In this case, the direct I/O slot size prevents the process from achieving the full 1MB, which is the default limit of the _DB_FILE_DIRECT_IO_COUNT parameter. The slot size can be modified by event 10351. The number of slots can be modified by event 10353.


The preceding information gives you a sense of the direct I/O throughput in your system. Don’t simply change the default slot size or the number of direct I/O slots. You need to know your hardware limits before doing so. Besides, you should focus on optimizing the application and SQL statements first.

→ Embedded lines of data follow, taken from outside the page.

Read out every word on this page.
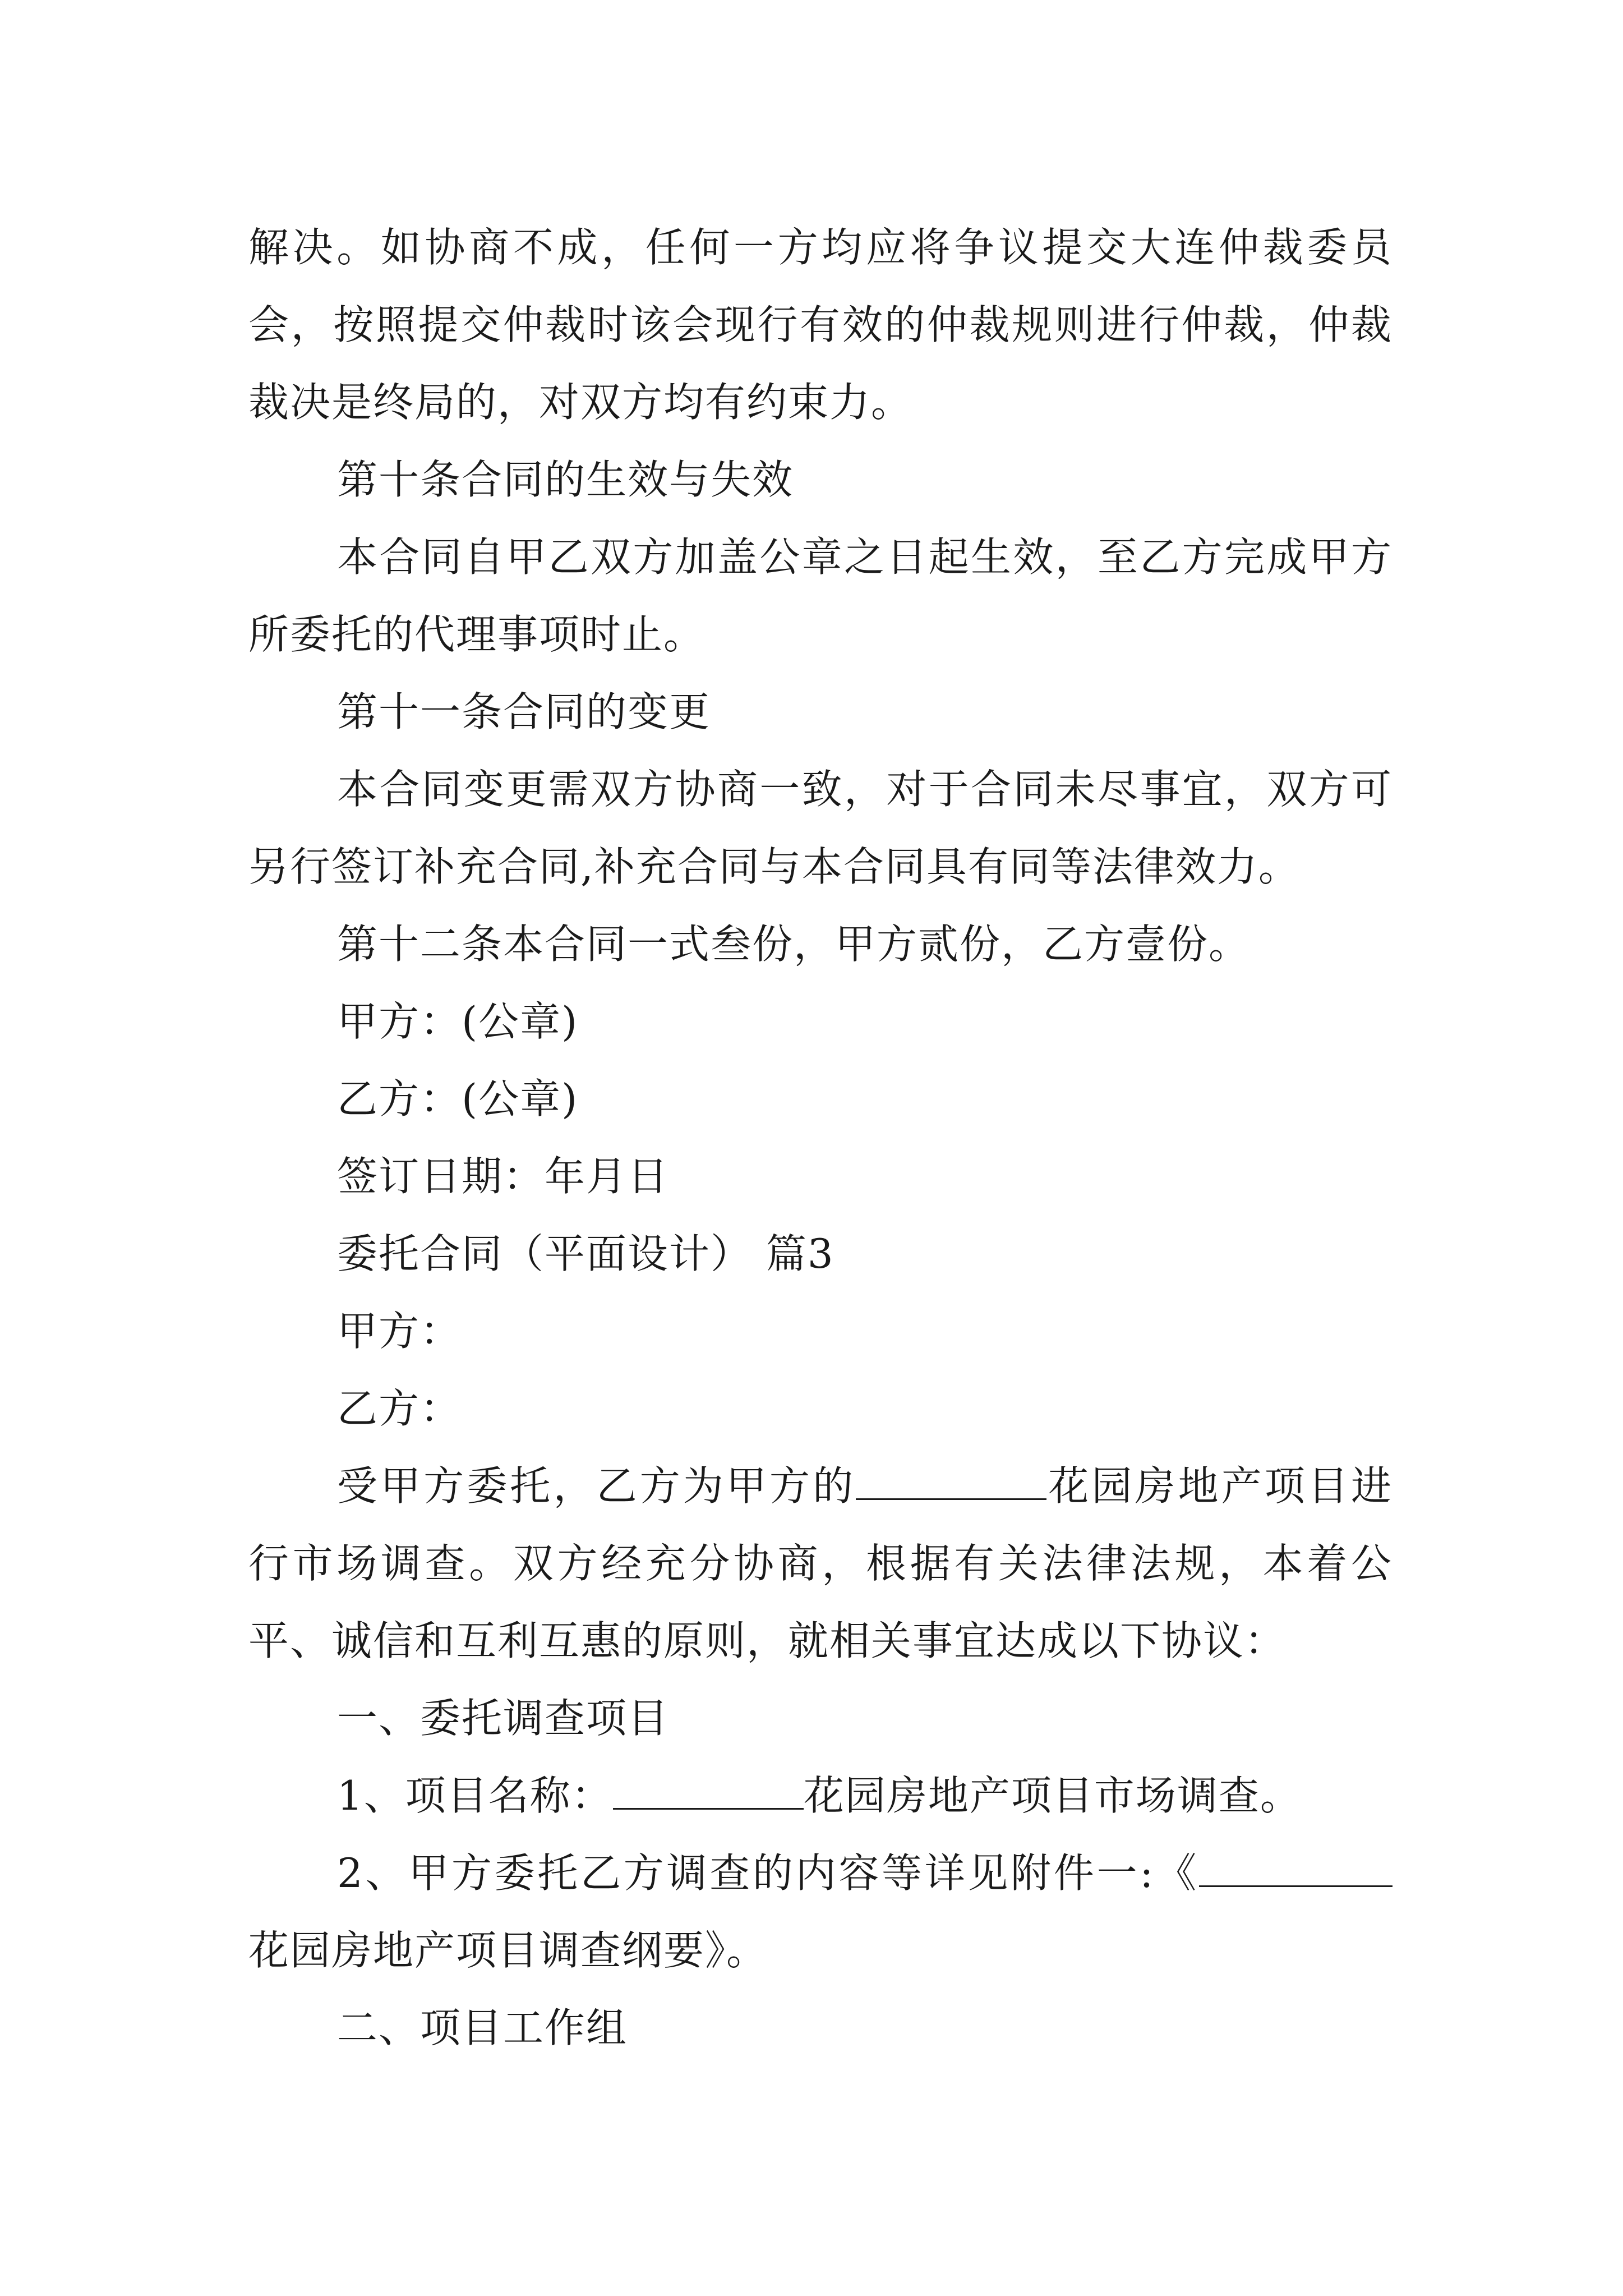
解决。如协商不成，任何一方均应将争议提交大连仲裁委员会，按照提交仲裁时该会现行有效的仲裁规则进行仲裁，仲裁裁决是终局的，对双方均有约束力。

第十条合同的生效与失效

本合同自甲乙双方加盖公章之日起生效，至乙方完成甲方所委托的代理事项时止。

第十一条合同的变更

本合同变更需双方协商一致，对于合同未尽事宜，双方可另行签订补充合同,补充合同与本合同具有同等法律效力。

第十二条本合同一式叁份，甲方贰份，乙方壹份。

甲方：(公章)

乙方：(公章)

签订日期：年月日

委托合同（平面设计） 篇3

甲方：

乙方：

受甲方委托，乙方为甲方的	花园房地产项目进行市场调查。双方经充分协商，根据有关法律法规，本着公平、诚信和互利互惠的原则，就相关事宜达成以下协议：

一、委托调查项目

1、项目名称：	花园房地产项目市场调查。

2、甲方委托乙方调查的内容等详见附件一:《花园房地产项目调查纲要》。

二、项目工作组
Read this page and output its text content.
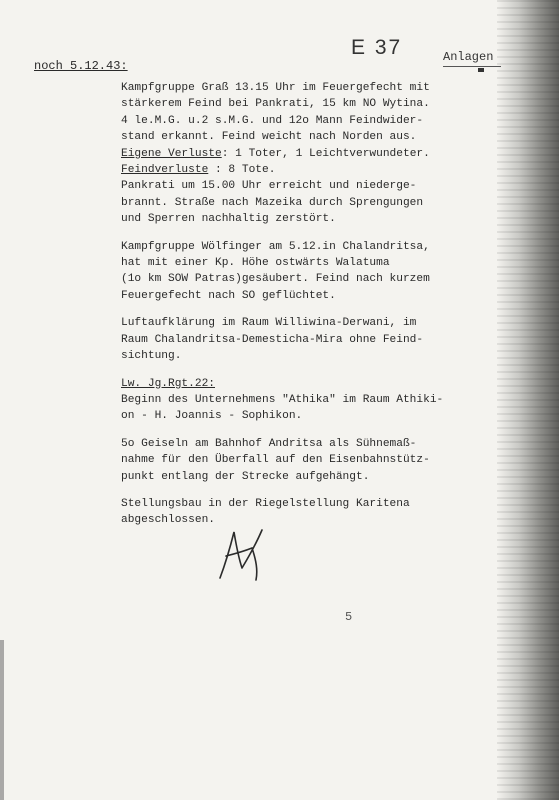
E 37	Anlagen
noch 5.12.43:
Kampfgruppe Graß 13.15 Uhr im Feuergefecht mit
stärkerem Feind bei Pankrati, 15 km NO Wytina.
4 le.M.G. u.2 s.M.G. und 12o Mann Feindwider-
stand erkannt. Feind weicht nach Norden aus.
Eigene Verluste: 1 Toter, 1 Leichtverwundeter.
Feindverluste : 8 Tote.
Pankrati um 15.00 Uhr erreicht und niederge-
brannt. Straße nach Mazeika durch Sprengungen
und Sperren nachhaltig zerstört.
Kampfgruppe Wölfinger am 5.12.in Chalandritsa,
hat mit einer Kp. Höhe ostwärts Walatuma
(1o km SOW Patras)gesäubert. Feind nach kurzem
Feuergefecht nach SO geflüchtet.
Luftaufklärung im Raum Williwina-Derwani, im
Raum Chalandritsa-Demesticha-Mira ohne Feind-
sichtung.
Lw. Jg.Rgt.22:
Beginn des Unternehmens "Athika" im Raum Athiki-
on - H. Joannis - Sophikon.
5o Geiseln am Bahnhof Andritsa als Sühnemaß-
nahme für den Überfall auf den Eisenbahnstütz-
punkt entlang der Strecke aufgehängt.
Stellungsbau in der Riegelstellung Karitena
abgeschlossen.
5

Lastly, in Oracle8i Database, direct reads can also be enabled for serial scans with the _SERIAL_DIRECT_READ initialization parameter. Earlier releases may do the same by setting event 10355. Doing so will cause data from full scans to be read into the session’s PGA and not shared with other sessions. This can sharply increase memory usage.